Così, gli interrogativi che lascia aperti il finale del film, se sia davvero giusta la società in cui viviamo e si possa cambiare il nostro futuro riuscendo a scovare un antidoto all’abissale povertà di valori dell’oggi, non potevano che non essere i temi al centro del dibattito, «How to change our future», nella sala del Supercinema di Soverato.

I giovanissimi in sala hanno potuto porre al regista domande sui temi riguardanti il futuro incerto e la possibilità di ricorrere a qualche rimedio, contrapponendo correttivi, o forse speranze o illusioni, alla visione catastrofica di Coppola.

Attraverso una lavagna, il regista ha voluto tracciare alcune parole chiave sul futuro con dieci ragazzi sul palco «per capire come possiamo contribuire per migliorare il futuro dei nostri figli. Sappiamo di essere governati da una serie di concetti che esistono da millenni.
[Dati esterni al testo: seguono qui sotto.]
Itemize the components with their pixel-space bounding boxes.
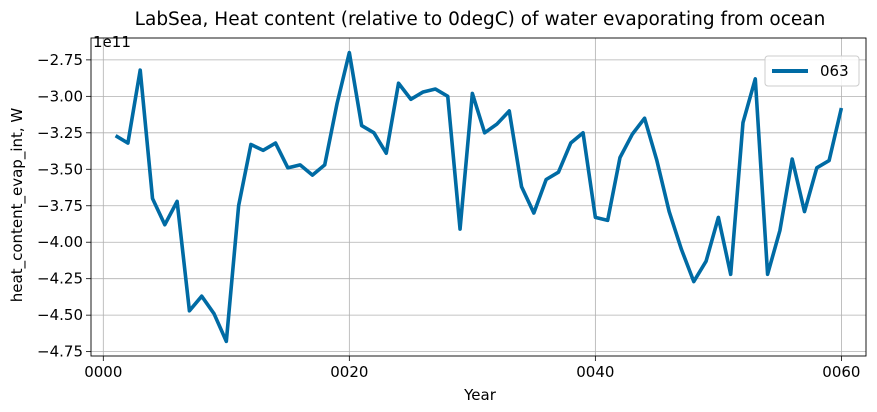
- x-tick-label: 0000: [84, 363, 122, 381]
- data-point: [643, 117, 646, 120]
- data-point: [778, 229, 781, 232]
- y-tick-label: −4.25: [37, 270, 83, 288]
- data-point: [717, 216, 720, 219]
- axes: [86, 37, 867, 361]
- data-point: [188, 309, 191, 312]
- data-point: [840, 106, 843, 109]
- data-point: [397, 82, 400, 85]
- y-tick-label: −4.00: [37, 233, 83, 251]
- data-point: [360, 124, 363, 127]
- data-point: [299, 163, 302, 166]
- data-point: [471, 92, 474, 95]
- data-point: [212, 312, 215, 315]
- data-point: [163, 223, 166, 226]
- data-point: [114, 134, 117, 137]
- legend: 063: [764, 55, 860, 87]
- data-point: [827, 159, 830, 162]
- chart-title: LabSea, Heat content (relative to 0degC)…: [135, 9, 826, 30]
- y-tick-label: −4.50: [37, 306, 83, 324]
- data-point: [754, 77, 757, 80]
- data-point: [532, 211, 535, 214]
- grid: [91, 38, 866, 356]
- tick-labels: 0000 0020 0040 0060 −4.75 −4.50 −4.25 −4.00 −3.7…: [37, 51, 860, 381]
- data-point: [311, 174, 314, 177]
- y-axis-label: heat_content_evap_int, W: [8, 108, 27, 303]
- data-point: [249, 143, 252, 146]
- data-point: [803, 210, 806, 213]
- data-point: [323, 163, 326, 166]
- legend-box: [764, 55, 860, 87]
- x-tick-label: 0020: [330, 363, 368, 381]
- x-tick-label: 0060: [822, 363, 860, 381]
- y-tick-label: −3.25: [37, 124, 83, 142]
- data-point: [176, 200, 179, 203]
- legend-label: 063: [820, 62, 849, 80]
- data-point: [225, 340, 228, 343]
- data-point: [520, 185, 523, 188]
- data-point: [262, 149, 265, 152]
- data-point: [655, 159, 658, 162]
- data-point: [791, 157, 794, 160]
- data-point: [557, 171, 560, 174]
- series-lines: [114, 50, 844, 344]
- data-point: [631, 133, 634, 136]
- y-tick-label: −3.00: [37, 87, 83, 105]
- data-point: [508, 109, 511, 112]
- x-axis-label: Year: [463, 386, 497, 404]
- y-offset-label: 1e11: [93, 33, 131, 51]
- data-point: [815, 166, 818, 169]
- plot-frame: [90, 37, 867, 357]
- series-line: [114, 50, 844, 344]
- data-point: [409, 98, 412, 101]
- data-point: [274, 141, 277, 144]
- data-point: [446, 95, 449, 98]
- data-point: [618, 156, 621, 159]
- data-point: [385, 152, 388, 155]
- data-point: [200, 295, 203, 298]
- data-point: [692, 280, 695, 283]
- data-point: [668, 210, 671, 213]
- data-point: [569, 141, 572, 144]
- data-point: [483, 131, 486, 134]
- data-point: [151, 197, 154, 200]
- data-point: [495, 122, 498, 125]
- data-point: [606, 219, 609, 222]
- data-point: [348, 51, 351, 54]
- data-point: [581, 131, 584, 134]
- data-point: [729, 273, 732, 276]
- data-point: [766, 273, 769, 276]
- data-point: [335, 102, 338, 105]
- data-point: [458, 227, 461, 230]
- data-point: [139, 68, 142, 71]
- data-point: [286, 166, 289, 169]
- data-point: [594, 216, 597, 219]
- data-point: [126, 141, 129, 144]
- data-point: [680, 248, 683, 251]
- data-point: [741, 121, 744, 124]
- data-point: [372, 131, 375, 134]
- data-point: [237, 204, 240, 207]
- data-point: [704, 260, 707, 263]
- data-point: [422, 90, 425, 93]
- y-tick-label: −2.75: [37, 51, 83, 69]
- x-tick-label: 0040: [576, 363, 614, 381]
- data-point: [434, 87, 437, 90]
- y-tick-label: −4.75: [37, 343, 83, 361]
- data-point: [545, 178, 548, 181]
- y-tick-label: −3.50: [37, 160, 83, 178]
- y-tick-label: −3.75: [37, 197, 83, 215]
Credo che sia necessario parlare di cose che governano le nostre vite da migliaia di anni».

Passando dalla tematica del tempo e prendendo in riferimento l’orologio della scenografia del film come «mezzo che scandisce e il tempo e le nostre giornate, il nostro lavoro, la nostra vita rendendo ogni giorno opprimente e schiacciante» si è poi parlato del lavoro e di due tipi di lavoro, «quello che amiamo e quello che non amiamo: ciò che facciamo come “play” e come gioco, invece a quello che chiamiamo come “lavoro sodo” che diventa massacrante. In un mondo utopico faremo ciò che ci piace, mentre ciò che non ci piace lo delegheremo ai robot».

E nella società basata sulla produttività e sul principio per cui ad ogni cosa corrisponde un preciso valore monetario, non poteva mancare il riferimento ai soldi: «Io credo che in un mondo utopico ogni cittadino dovrebbe ricevere un corrispettivo equo da parte dello Stato. Questa non è una visione comunista, ma giusta, che ci insegnerebbe l’uguaglianza».

Sul ruolo dei governi ha espresso il suo punto di vista dicendo che in una sua baconiana «Nuova Atlantide» vedrebbe «politici senza un compenso perché questo implica un’ambizione in termini di carriera», facendo anche poi un collegamento alla lotta per il potere in termini di patriarcato e come nel passato questa forma fosse solo un modo di dire «sono il vostro re e voi tutti siete i miei schiavi», dato che invece «le società erano rette da un sistema matriarcale».

Non sono mancate domande personali da parte degli spettatori più giovani sulla sua giovinezza, a cui ha risposto: «Da ragazzo ero molto solo e per questo andavo al cinema. È da lì che è nata la mia passione. Mi sono sentito molto volte inadatto e fuori luogo, ma quando fai la cosa che ami, questo cambia totalmente».

Infine, un ultimo appello al pubblico in sala: «Fate ciò che amate» e l’uscita repentina dal palco, mentre gli spettatori attendevano l’annuncio ufficiale sul suo prossimo film – che, secondo quanto aveva annunciato il presidente della Regione Calabria Roberto Occhiuto nei giorni scorsi, dovrebbe essere girato in Calabria – e il conferimento del premio Colonna d’Oro che il regista però non ha voluto ritirare.